Dominic Raab is the new Brexit Secretary after the dramatic resignation of David Davis late on Sunday night.
The former Housing Minister is now responsible for leading the UK’s negotiations with the EU - with just three months until a deal is planned to be signed off.
Davis quit on Sunday just days after it appeared the Cabinet had finally agreed on what it wanted from the talks with Brussels.
The PM announced on Friday evening the UK would seek a “common rulebook” with the EU when it comes to goods and agriculture products, thereby continuing current standards in a bid to avoid delays at ports and airports.
The UK Parliament would ‘take back control’ by having the power to align UK goods rules with Brussels - or to diverge from them in the future, although this would have implications for the trade deal as a whole.

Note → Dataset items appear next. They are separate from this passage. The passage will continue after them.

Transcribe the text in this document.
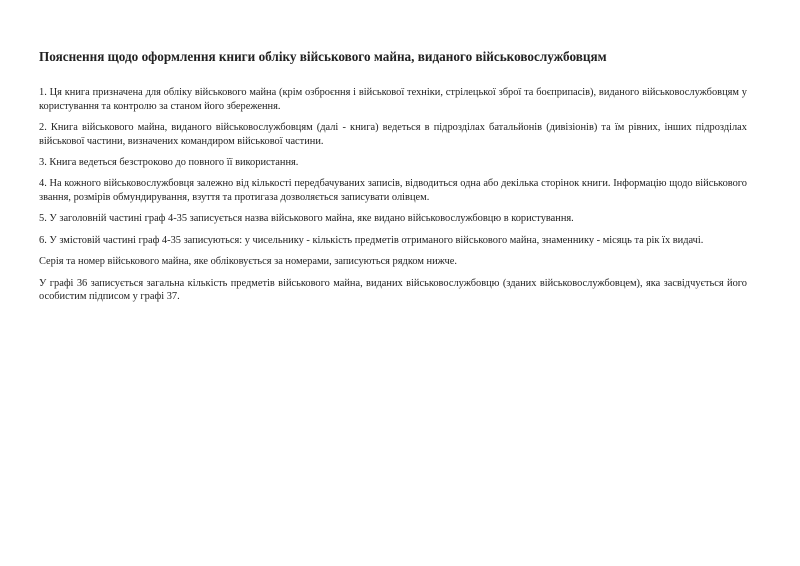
Пояснення щодо оформлення книги обліку військового майна, виданого військовослужбовцям

1. Ця книга призначена для обліку військового майна (крім озброєння і військової техніки, стрілецької зброї та боєприпасів), виданого військовослужбовцям у користування та контролю за станом його збереження.

2. Книга військового майна, виданого військовослужбовцям (далі - книга) ведеться в підрозділах батальйонів (дивізіонів) та їм рівних, інших підрозділах військової частини, визначених командиром військової частини.

3. Книга ведеться безстроково до повного її використання.

4. На кожного військовослужбовця залежно від кількості передбачуваних записів, відводиться одна або декілька сторінок книги. Інформацію щодо військового звання, розмірів обмундирування, взуття та протигаза дозволяється записувати олівцем.

5. У заголовній частині граф 4-35 записується назва військового майна, яке видано військовослужбовцю в користування.

6. У змістовій частині граф 4-35 записуються: у чисельнику - кількість предметів отриманого військового майна, знаменнику - місяць та рік їх видачі.

Серія та номер військового майна, яке обліковується за номерами, записуються рядком нижче.

У графі 36 записується загальна кількість предметів військового майна, виданих військовослужбовцю (зданих військовослужбовцем), яка засвідчується його особистим підписом у графі 37.
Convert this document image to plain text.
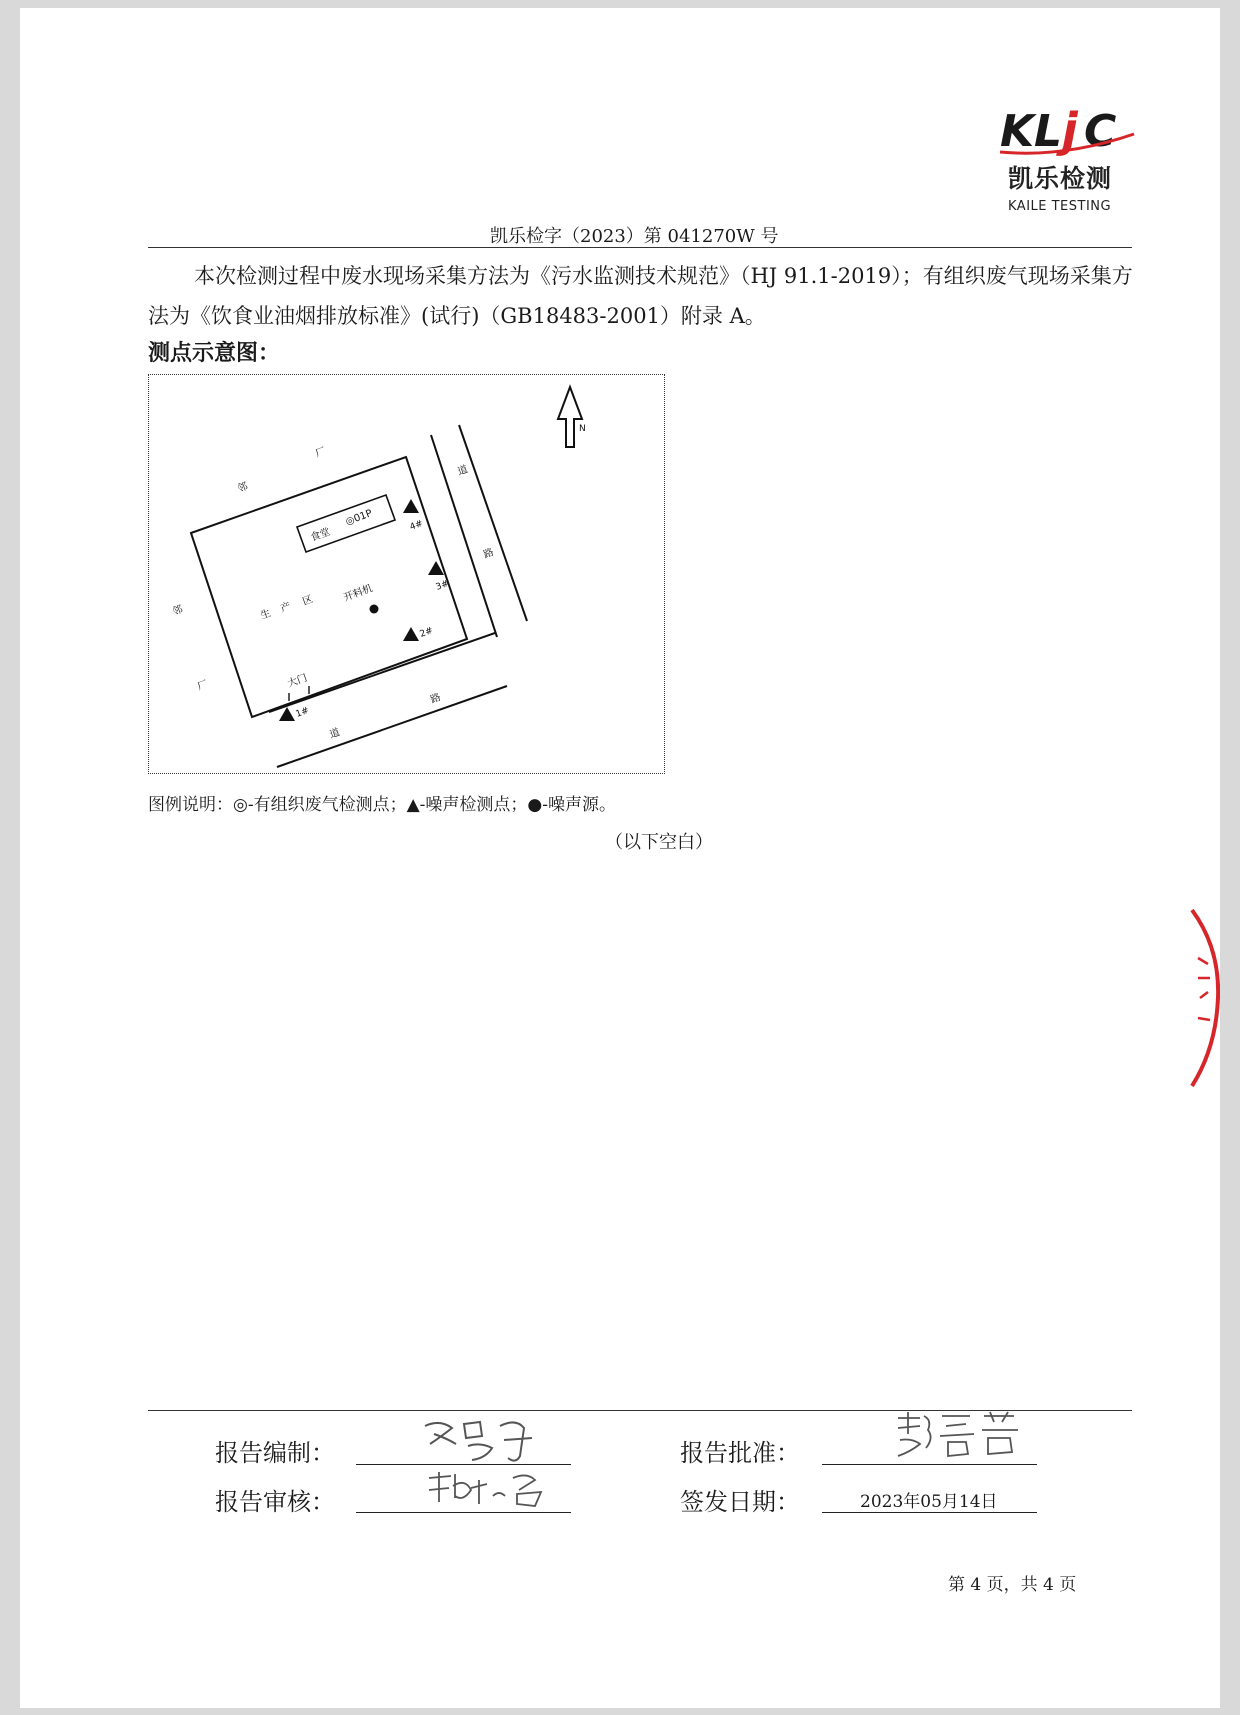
K L j C
凯乐检测
KAILE TESTING
凯乐检字（2023）第 041270W 号
本次检测过程中废水现场采集方法为《污水监测技术规范》（HJ 91.1-2019）；有组织废气现场采集方法为《饮食业油烟排放标准》(试行)（GB18483-2001）附录 A。
测点示意图：
N
食堂
◎01P
道
路
道
路
邻
厂
邻
厂
生
产
区	开料机
大门
1#
2#
3#
4#
图例说明：◎-有组织废气检测点；▲-噪声检测点；●-噪声源。
（以下空白）
报告编制：	报告批准：
报告审核：	签发日期：	2023年05月14日
第 4 页，共 4 页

But the now-former Brexit Secretary said the plan agreed at Chequers leaves the UK in a “weak negotiating position” and the common rulebook hands Brussels “control over large swathes of our economy”.
He was followed out the door by Steve Baker, who quit as Brexit Minister.

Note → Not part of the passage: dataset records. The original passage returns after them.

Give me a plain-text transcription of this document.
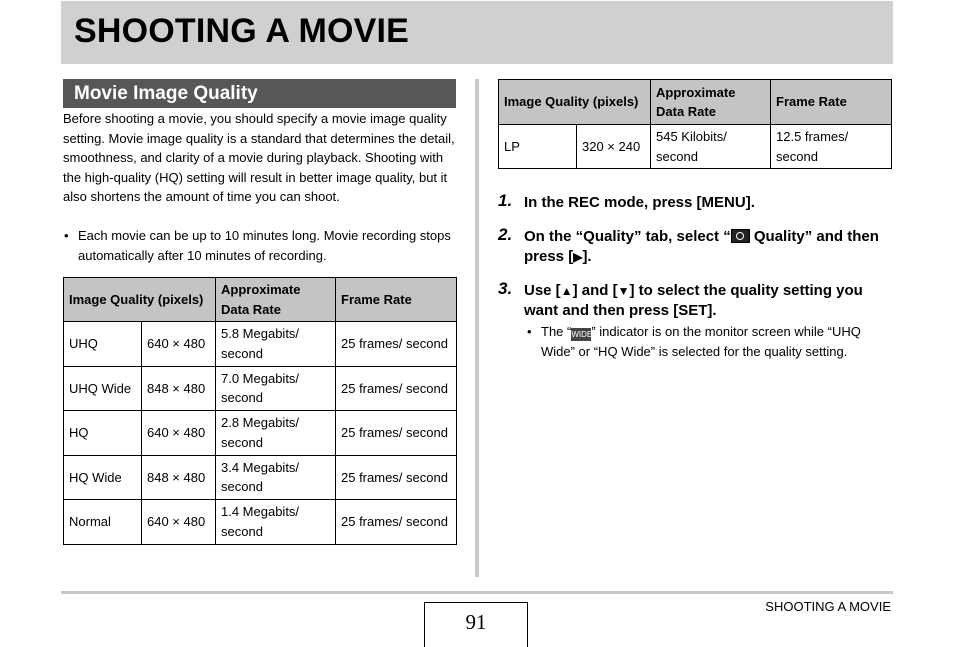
SHOOTING A MOVIE
Movie Image Quality

Before shooting a movie, you should specify a movie image quality setting. Movie image quality is a standard that determines the detail, smoothness, and clarity of a movie during playback. Shooting with the high-quality (HQ) setting will result in better image quality, but it also shortens the amount of time you can shoot.

• Each movie can be up to 10 minutes long. Movie recording stops automatically after 10 minutes of recording.
Image Quality (pixels)		Approximate Data Rate	Frame Rate
UHQ	640 × 480	5.8 Megabits/ second	25 frames/ second
UHQ Wide	848 × 480	7.0 Megabits/ second	25 frames/ second
HQ	640 × 480	2.8 Megabits/ second	25 frames/ second
HQ Wide	848 × 480	3.4 Megabits/ second	25 frames/ second
Normal	640 × 480	1.4 Megabits/ second	25 frames/ second
Image Quality (pixels)		Approximate Data Rate	Frame Rate
LP	320 × 240	545 Kilobits/ second	12.5 frames/ second
1. In the REC mode, press [MENU].
2. On the “Quality” tab, select “ Quality” and then press [▶].
3. Use [▲] and [▼] to select the quality setting you want and then press [SET].
• The “WIDE” indicator is on the monitor screen while “UHQ Wide” or “HQ Wide” is selected for the quality setting.
91
SHOOTING A MOVIE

Raab’s promotion to the Cabinet marks an extraordinary comeback for a politician who was sacked as a Justice Minister when May became Prime Minister in July 2016.
The Brexiteer found himself back at the Ministry of Justice in June 2017 after May’s General Election disaster, and was given the high profile role of Housing Minister in the January reshuffle.
Before entering Parliament in 2010 as MP for Esher and Walton he worked as chief of staff for the man he now replaces as Brexit Secretary, David Davis.
In his resignation letter to the PM, Davis said “the current trend of policy and tactics” made it “less and less likely” May would deliver “on the mandate of the referendum and on our manifesto commitment to leave the customs union and the single market”.
In her reply, May told Davis: “I do not agree with your characterisation of the policy we agreed at Cabinet on Friday.”